Louise Hay connects tinnitus with refusal to listen, not hearing your inner voice and stubbornness. This really resonated with me and I explored where I was not listening to my inner voice in my life , how it makes me feel to not listen and the consequences of ignoring my inner wisdom. I think that if you are not on the right path and keep ignoring your higher self, the universe responds to this by creating situations that allow you to learn the lesson and make a change. The longer you ignore these signs and oppourtunities, the more intense the challenges presented become and the more likely you are to suffer consequences.

During meditation you can sit and be honest with yourself. Maybe there is a past emotion or hurt you need to let go of to move on, or a lesson that has appeared again so you have another chance at evolving from it. Ask your higher self or God or the universe, or whatever works for you, for guidance and then let the answer come to you. If you seem to be faced with a seemingly never-ending set of obstacles and “bad luck”, it might be time to really dig deep, get honest with yourself and figure out what lesson needs to be learned so you can break free from a particular pattern and attract experiences that are more positive. Try to be gentle with yourself in this process. Change is hard and forgiving yourself for something and moving on can be even harder. I have been beating myself up about my mistake of listening to the music too loud; but it doesn’t change anything, it only makes me feel worse.

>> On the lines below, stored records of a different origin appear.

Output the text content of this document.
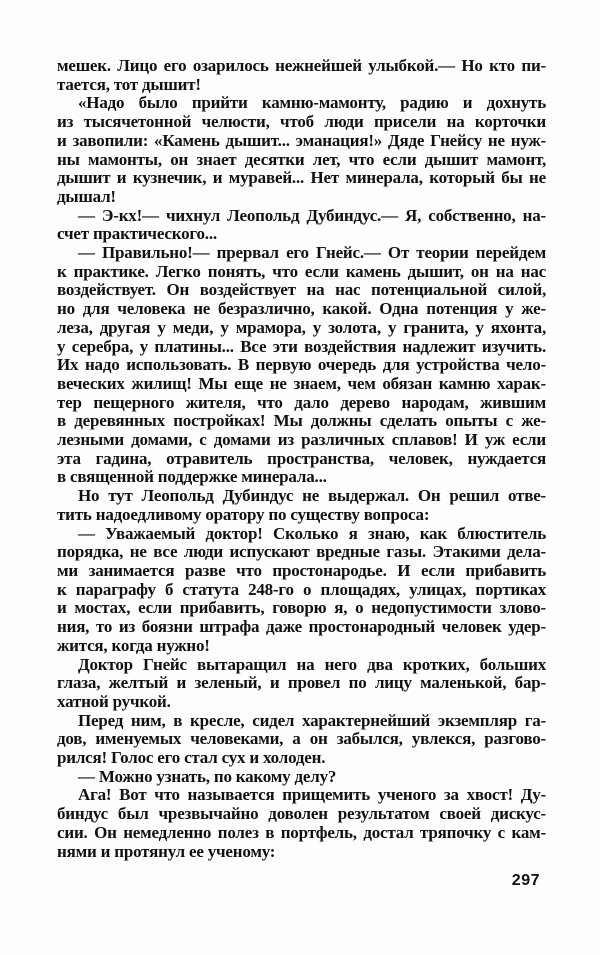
мешек. Лицо его озарилось нежнейшей улыбкой.— Но кто пи-
тается, тот дышит!
«Надо было прийти камню-мамонту, радию и дохнуть
из тысячетонной челюсти, чтоб люди присели на корточки
и завопили: «Камень дышит... эманация!» Дяде Гнейсу не нуж-
ны мамонты, он знает десятки лет, что если дышит мамонт,
дышит и кузнечик, и муравей... Нет минерала, который бы не
дышал!
— Э-кх!— чихнул Леопольд Дубиндус.— Я, собственно, на-
счет практического...
— Правильно!— прервал его Гнейс.— От теории перейдем
к практике. Легко понять, что если камень дышит, он на нас
воздействует. Он воздействует на нас потенциальной силой,
но для человека не безразлично, какой. Одна потенция у же-
леза, другая у меди, у мрамора, у золота, у гранита, у яхонта,
у серебра, у платины... Все эти воздействия надлежит изучить.
Их надо использовать. В первую очередь для устройства чело-
веческих жилищ! Мы еще не знаем, чем обязан камню харак-
тер пещерного жителя, что дало дерево народам, жившим
в деревянных постройках! Мы должны сделать опыты с же-
лезными домами, с домами из различных сплавов! И уж если
эта гадина, отравитель пространства, человек, нуждается
в священной поддержке минерала...
Но тут Леопольд Дубиндус не выдержал. Он решил отве-
тить надоедливому оратору по существу вопроса:
— Уважаемый доктор! Сколько я знаю, как блюститель
порядка, не все люди испускают вредные газы. Этакими дела-
ми занимается разве что простонародье. И если прибавить
к параграфу б статута 248-го о площадях, улицах, портиках
и мостах, если прибавить, говорю я, о недопустимости злово-
ния, то из боязни штрафа даже простонародный человек удер-
жится, когда нужно!
Доктор Гнейс вытаращил на него два кротких, больших
глаза, желтый и зеленый, и провел по лицу маленькой, бар-
хатной ручкой.
Перед ним, в кресле, сидел характернейший экземпляр га-
дов, именуемых человеками, а он забылся, увлекся, разгово-
рился! Голос его стал сух и холоден.
— Можно узнать, по какому делу?
Ага! Вот что называется прищемить ученого за хвост! Ду-
биндус был чрезвычайно доволен результатом своей дискус-
сии. Он немедленно полез в портфель, достал тряпочку с кам-
нями и протянул ее ученому:
297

I can also tell you, that no matter what the outcome of this buzzing in my ears, I have learned an important lesson about listening to my inner voice, trusting the wisdom and acting accordingly. It is not easy to always follow your intuition and I am sure I will slip up again, I am only human. However, I am promising myself that I will work on having the courage to listen to my inner voice and act in my best interest from now on. Hopefully this process will become easier and I will make the inner shift necessary to avoid facing an even harder lesson in the future.

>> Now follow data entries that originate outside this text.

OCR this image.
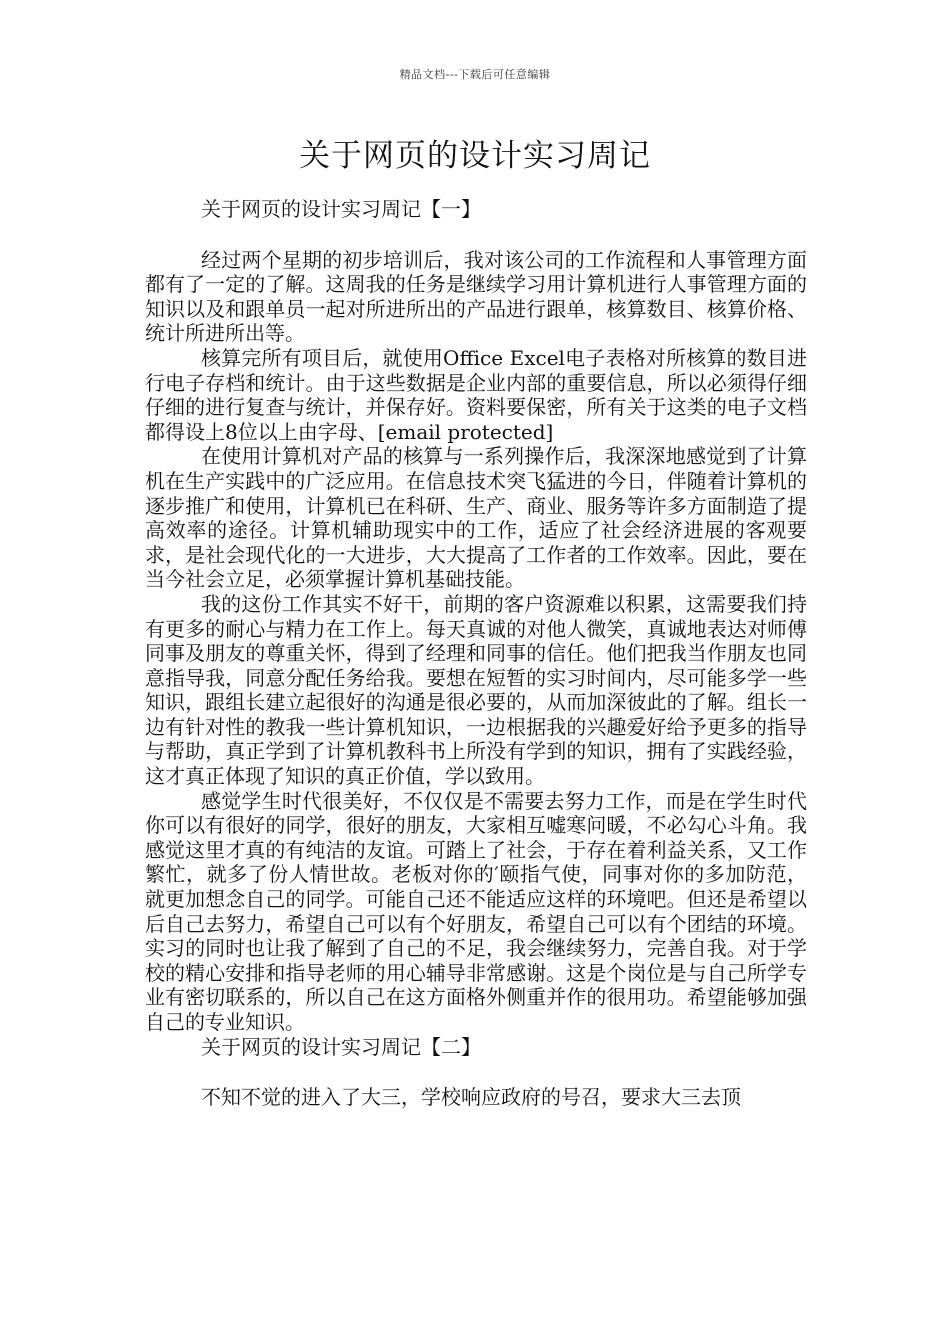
精品文档---下载后可任意编辑
关于网页的设计实习周记

关于网页的设计实习周记【一】

经过两个星期的初步培训后，我对该公司的工作流程和人事管理方面都有了一定的了解。这周我的任务是继续学习用计算机进行人事管理方面的知识以及和跟单员一起对所进所出的产品进行跟单，核算数目、核算价格、统计所进所出等。

核算完所有项目后，就使用Office Excel电子表格对所核算的数目进行电子存档和统计。由于这些数据是企业内部的重要信息，所以必须得仔细仔细的进行复查与统计，并保存好。资料要保密，所有关于这类的电子文档都得设上8位以上由字母、[email protected]

在使用计算机对产品的核算与一系列操作后，我深深地感觉到了计算机在生产实践中的广泛应用。在信息技术突飞猛进的今日，伴随着计算机的逐步推广和使用，计算机已在科研、生产、商业、服务等许多方面制造了提高效率的途径。计算机辅助现实中的工作，适应了社会经济进展的客观要求，是社会现代化的一大进步，大大提高了工作者的工作效率。因此，要在当今社会立足，必须掌握计算机基础技能。

我的这份工作其实不好干，前期的客户资源难以积累，这需要我们持有更多的耐心与精力在工作上。每天真诚的对他人微笑，真诚地表达对师傅同事及朋友的尊重关怀，得到了经理和同事的信任。他们把我当作朋友也同意指导我，同意分配任务给我。要想在短暂的实习时间内，尽可能多学一些知识，跟组长建立起很好的沟通是很必要的，从而加深彼此的了解。组长一边有针对性的教我一些计算机知识，一边根据我的兴趣爱好给予更多的指导与帮助，真正学到了计算机教科书上所没有学到的知识，拥有了实践经验，这才真正体现了知识的真正价值，学以致用。

感觉学生时代很美好，不仅仅是不需要去努力工作，而是在学生时代你可以有很好的同学，很好的朋友，大家相互嘘寒问暖，不必勾心斗角。我感觉这里才真的有纯洁的友谊。可踏上了社会，于存在着利益关系，又工作繁忙，就多了份人情世故。老板对你的′颐指气使，同事对你的多加防范，就更加想念自己的同学。可能自己还不能适应这样的环境吧。但还是希望以后自己去努力，希望自己可以有个好朋友，希望自己可以有个团结的环境。实习的同时也让我了解到了自己的不足，我会继续努力，完善自我。对于学校的精心安排和指导老师的用心辅导非常感谢。这是个岗位是与自己所学专业有密切联系的，所以自己在这方面格外侧重并作的很用功。希望能够加强自己的专业知识。

关于网页的设计实习周记【二】

不知不觉的进入了大三，学校响应政府的号召，要求大三去顶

There are some changes in my life that I will have to begin to make. I also have a new understanding and appreciation for my ability to hear and for the full use of all of my senses. How many times have you come out of a concert with your ears buzzing, needing to use hand motions to communicate because you can’t hear what your friend next to you is saying? I’ve done it multiple times. We take for granted that the near deafness and ringing will go away in a few hours and do it again the following weekend.  Next time, consider wearing ear plugs; trust me, it’s just not worth taking the chance.

This post turned out longer than expected, but I think it’s an important story to share. If you are comfortable, feel free to share some lessons you have had to learn the hard way and how you made a change for the better as a result.